Le développeur Ethereum Chen Pin revient sur dix ans de changements dans l’industrie, pointant la disparition des intermédiaires, et prédit que la blockchain se dirigera vers deux extrêmes : un idéal de neutralité fiable ou une totale instrumentalisation.
Récemment, Chen Pin (artistic709), développeur Ethereum, a publié un article récapitulant ses dix années depuis qu’il a découvert Ethereum en 2016, et a formulé des observations profondes sur la situation actuelle de l’industrie de la blockchain. Il estime que les explorateurs d’applications intermédiaires dans l’industrie ont presque tous disparu, et que l’avenir de la blockchain se dirigera vers deux extrêmes diamétralement opposés.
Chen Pin prend l’exemple de ses camarades de classe : parmi 50 personnes, plus de 10 travaillent dans le secteur de l’IA, tandis qu’il ne reste que 3 personnes dans la blockchain. Il souligne que la blockchain n’est plus le premier choix de carrière, ni le point focal des capitaux spéculatifs. Ce qui est encore plus préoccupant, c’est que la couche intermédiaire des “entrepreneurs et power users” qui étaient autrefois actifs dans les vagues d’ICO, DeFi, NFT, GameFi, est aujourd’hui presque complètement disparue.
“Il n’y a plus eu d’histoires de jeunes héros depuis très longtemps,” écrit-il. Les grandes marques survivantes se concentrent sur les jalons de la gestion d’actifs ou des volumes de transactions, et embrassent activement les gouvernements, les régulations et les consortiums, les qualifiant de “révolution financière”.
Chen Pin estime que si la blockchain a encore une valeur unique aujourd’hui, la réponse est “neutralité fiable (Credible Neutral)”. Les nœuds d’Ethereum sont dispersés à travers le monde dans diverses juridictions, aucun pays ou entité ne pouvant en avoir un contrôle total, ce qui est la raison fondamentale pour laquelle des stablecoins comme Circle et Tether choisissent de les émettre sur la blockchain.
Il prend en exemple le USB Type-C : lorsque deux puissances sont en concurrence, celui qui adopte le standard de l’autre en premier est celui qui paie le coût de migration et se retrouve en position défavorable. La neutralité de la blockchain en fait une plateforme neutre que toutes les parties peuvent accepter et vers laquelle elles peuvent migrer — non pas parce que l’un est plus puissant, mais parce qu’elle n’appartient à personne.

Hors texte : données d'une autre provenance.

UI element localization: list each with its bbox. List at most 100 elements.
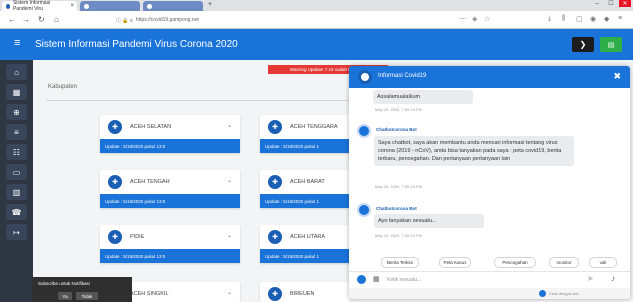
users-icon: ☷ (12, 147, 21, 157)
keyboard-icon[interactable]: ▦ (373, 275, 380, 283)
extension-icon[interactable]: ◆ (604, 15, 609, 23)
region-card[interactable]: ✚ ACEH TENGGARA Update : 5/19/2020 pukul… (260, 115, 350, 153)
browser-tab[interactable] (80, 1, 140, 11)
hospital-icon: ✚ (108, 230, 122, 244)
sidebar-item-stats[interactable]: ≡ (6, 124, 27, 140)
suggestion-chip[interactable]: Peta Kasus (439, 257, 471, 268)
kabupaten-label: Kabupaten (48, 84, 78, 90)
send-icon[interactable]: ➤ (587, 274, 594, 283)
header-toggle-button[interactable]: ❯ (572, 37, 594, 52)
update-info: Update : 5/19/2020 pukul 13:0 (100, 194, 240, 208)
back-arrow-icon[interactable]: ← (8, 15, 16, 24)
chat-header: Informasi Covid19 ✖ (349, 66, 630, 88)
bot-avatar (357, 203, 371, 217)
browser-toolbar: ← → ↻ ⌂ ⓘ 🔒 ≡ https://covid19.gampong.ne… (0, 11, 633, 29)
region-name: ACEH TENGGARA (290, 124, 338, 130)
minimize-button[interactable]: – (591, 0, 603, 7)
close-tab-icon[interactable]: × (70, 3, 74, 9)
chat-input[interactable]: Ketik sesuatu... (387, 277, 421, 283)
region-name: BIREUEN (290, 291, 315, 297)
header-grid-button[interactable]: ▤ (600, 37, 622, 52)
map-icon: ▦ (12, 87, 21, 97)
region-card[interactable]: ✚ ACEH TENGAH ⌄ Update : 5/19/2020 pukul… (100, 170, 240, 208)
browser-tab[interactable] (143, 1, 203, 11)
chevron-down-icon[interactable]: ⌄ (227, 232, 232, 239)
message-icon: ▭ (12, 167, 21, 177)
suggestion-chip[interactable]: monitor (549, 257, 579, 268)
hospital-icon: ✚ (268, 287, 282, 301)
notification-prompt: Subscribe untuk Notifikasi Ya Tidak (32, 277, 132, 302)
chat-widget: Informasi Covid19 ✖ Assalamualaikum May … (349, 66, 630, 299)
address-bar[interactable]: ⓘ 🔒 ≡ https://covid19.gampong.net (112, 14, 422, 26)
close-icon[interactable]: ✖ (613, 71, 621, 82)
sidebar-item-logout[interactable]: ↦ (6, 224, 27, 240)
sidebar-item-table[interactable]: ▥ (6, 184, 27, 200)
region-card[interactable]: ✚ ACEH BARAT Update : 5/19/2020 pukul 1 (260, 170, 350, 208)
region-card[interactable]: ✚ ACEH UTARA Update : 5/19/2020 pukul 1 (260, 225, 350, 263)
message-timestamp: May 20, 2020, 7:30:23 PM (375, 184, 422, 189)
account-icon[interactable]: ◉ (590, 15, 596, 23)
globe-icon: ⊕ (13, 107, 20, 117)
suggestion-chip[interactable]: Berita Terkini (381, 257, 419, 268)
sidebar: ⌂ ▦ ⊕ ≡ ☷ ▭ ▥ ☎ ↦ (0, 60, 33, 302)
region-name: ACEH SELATAN (130, 124, 172, 130)
suggestion-chip[interactable]: Pencegahan (494, 257, 536, 268)
chat-message: Saya chatbot, saya akan membantu anda me… (374, 136, 574, 166)
chat-message: Ayo tanyakan sesuatu... (374, 214, 484, 228)
region-name: ACEH TENGAH (130, 179, 170, 185)
library-icon[interactable]: ⫼ (562, 15, 565, 23)
favicon-icon (147, 3, 152, 9)
more-icon[interactable]: ⋯ (460, 15, 467, 23)
chevron-down-icon[interactable]: ⌄ (227, 177, 232, 184)
region-name: ACEH SINGKIL (130, 291, 169, 297)
favicon-icon (84, 3, 89, 9)
hospital-icon: ✚ (268, 175, 282, 189)
sidebar-item-messages[interactable]: ▭ (6, 164, 27, 180)
window-controls: – ☐ ✕ (591, 0, 631, 7)
region-card[interactable]: ✚ BIREUEN (260, 282, 350, 302)
notification-no-button[interactable]: Tidak (76, 292, 98, 300)
close-window-button[interactable]: ✕ (619, 0, 631, 7)
url-text: https://covid19.gampong.net (135, 17, 199, 23)
sidebar-item-users[interactable]: ☷ (6, 144, 27, 160)
menu-icon[interactable]: ≡ (618, 15, 622, 22)
forward-arrow-icon[interactable]: → (22, 15, 30, 24)
update-info: Update : 5/19/2020 pukul 13:0 (100, 249, 240, 263)
sidebar-item-phone[interactable]: ☎ (6, 204, 27, 220)
region-name: PIDIE (130, 234, 145, 240)
sidebar-icon[interactable]: ▢ (576, 15, 583, 23)
suggestion-chip[interactable]: vali (589, 257, 617, 268)
logout-icon: ↦ (13, 227, 20, 237)
sidebar-item-home[interactable]: ⌂ (6, 64, 27, 80)
hospital-icon: ✚ (268, 120, 282, 134)
browser-tab-active[interactable]: Sistem Informasi Pandemi Viru × (2, 0, 77, 12)
footer-logo-icon (539, 290, 546, 297)
reload-icon[interactable]: ↻ (38, 15, 45, 24)
sidebar-item-globe[interactable]: ⊕ (6, 104, 27, 120)
message-timestamp: May 20, 2020, 7:30:23 PM (375, 233, 422, 238)
region-name: ACEH UTARA (290, 234, 326, 240)
chat-message: Assalamualaikum (373, 90, 473, 104)
sidebar-item-map[interactable]: ▦ (6, 84, 27, 100)
hospital-icon: ✚ (108, 175, 122, 189)
region-card[interactable]: ✚ PIDIE ⌄ Update : 5/19/2020 pukul 13:0 (100, 225, 240, 263)
maximize-button[interactable]: ☐ (605, 0, 617, 7)
new-tab-button[interactable]: + (208, 1, 212, 8)
footer-text: Chat dengan bot (549, 291, 579, 296)
microphone-icon[interactable]: ♪ (611, 274, 615, 283)
update-info: Update : 5/19/2020 pukul 13:0 (100, 139, 240, 153)
star-icon[interactable]: ☆ (484, 15, 490, 23)
chevron-down-icon[interactable]: ⌄ (227, 122, 232, 129)
home-icon[interactable]: ⌂ (54, 15, 59, 24)
emoji-icon[interactable] (357, 275, 366, 284)
region-name: ACEH BARAT (290, 179, 325, 185)
bot-avatar (357, 124, 371, 138)
hamburger-menu-icon[interactable]: ≡ (14, 37, 20, 49)
notification-yes-button[interactable]: Ya (58, 292, 72, 300)
chart-icon: ≡ (14, 127, 19, 137)
shield-icon[interactable]: ◈ (472, 15, 477, 23)
download-icon[interactable]: ⤓ (548, 15, 551, 23)
favicon-icon (6, 3, 10, 9)
chevron-down-icon[interactable]: ⌄ (227, 289, 232, 296)
region-card[interactable]: ✚ ACEH SELATAN ⌄ Update : 5/19/2020 puku… (100, 115, 240, 153)
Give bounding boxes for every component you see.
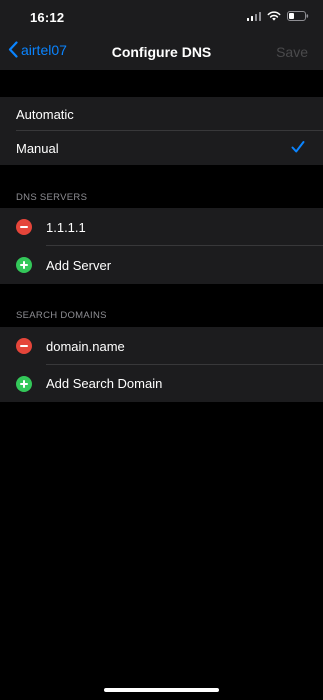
dns-server-address: 1.1.1.1 (46, 219, 86, 235)
add-server-label: Add Server (46, 257, 112, 273)
home-indicator[interactable] (104, 688, 219, 692)
delete-domain-icon[interactable] (16, 338, 32, 354)
dns-server-row[interactable]: 1.1.1.1 (0, 208, 323, 246)
search-domain-name: domain.name (46, 338, 125, 354)
search-domains-header: SEARCH DOMAINS (16, 310, 107, 321)
dns-servers-group: 1.1.1.1 Add Server (0, 208, 323, 284)
automatic-label: Automatic (16, 106, 74, 122)
status-bar: 16:12 (0, 0, 323, 36)
search-domain-row[interactable]: domain.name (0, 327, 323, 365)
status-time: 16:12 (30, 10, 65, 25)
add-search-domain-label: Add Search Domain (46, 376, 163, 391)
save-button[interactable]: Save (276, 44, 308, 60)
manual-label: Manual (16, 140, 59, 156)
battery-icon (287, 11, 309, 21)
search-domains-group: domain.name Add Search Domain (0, 327, 323, 402)
cellular-signal-icon (246, 11, 261, 21)
status-icons (246, 11, 310, 21)
automatic-option[interactable]: Automatic (0, 97, 323, 131)
manual-option[interactable]: Manual (0, 131, 323, 165)
delete-server-icon[interactable] (16, 219, 32, 235)
checkmark-icon (291, 141, 305, 153)
add-server-button[interactable]: Add Server (0, 246, 323, 284)
add-search-domain-button[interactable]: Add Search Domain (0, 365, 323, 402)
navigation-bar: airtel07 Configure DNS Save (0, 36, 323, 70)
dns-servers-header: DNS SERVERS (16, 192, 88, 203)
dns-mode-group: Automatic Manual (0, 97, 323, 165)
add-icon (16, 375, 32, 392)
wifi-icon (267, 11, 281, 21)
add-icon (16, 257, 32, 273)
page-title: Configure DNS (111, 44, 212, 60)
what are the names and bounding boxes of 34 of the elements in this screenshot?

Chen Pin divise les dix années de la blockchain en trois phases : de 2015 à 2019, c’était “l’ère où l’on voulait tout essayer”, diverses combinaisons de décentralisation ont été testées, la plupart échouant, mais permettant aux suivants de mieux comprendre le terrain ; de 2020 à 2023, le DeFi Summer a engendré un mouvement populaire, avec l’apparition consécutive de NFT, GameFi, Layer 2, un soutien financier et une attention extrême ayant porté une prospérité insoutenable ; après 2024, le prix des cryptomonnaies et la TVL continuent d’augmenter, mais “la base d’utilisateurs a disparu” — la chaîne est toujours là, mais les gens ne sont plus.
Pour l’avenir, Chen Pin pense que la blockchain se dirigera vers deux extrêmes. D’une part, un retour à une approche plus idéologique, utilisant la blockchain pour relever des défis sociaux tels que le vote, les biens publics, l’identité numérique, un coin où l’esprit du cypherpunk est encore vivant ; d’autre part, une instrumentalisation totale, amenant la blockchain à rivaliser directement avec des solutions existantes dans des scénarios tels que les stablecoins, les RWA (actifs du monde réel), et les applications d’entreprise, en servant ceux qui se moquent de savoir si la couche sous-jacente est une blockchain.
“Quel direction est meilleure, je ne peux pas le dire,” avoue-t-il. “Tant que je suis là, je veux que ce que je fais soit utile, qu’il ait de vraies applications. La différence réside simplement dans le fait de savoir si cela résout des problèmes actuels des gens ou des problèmes dans quelques années.”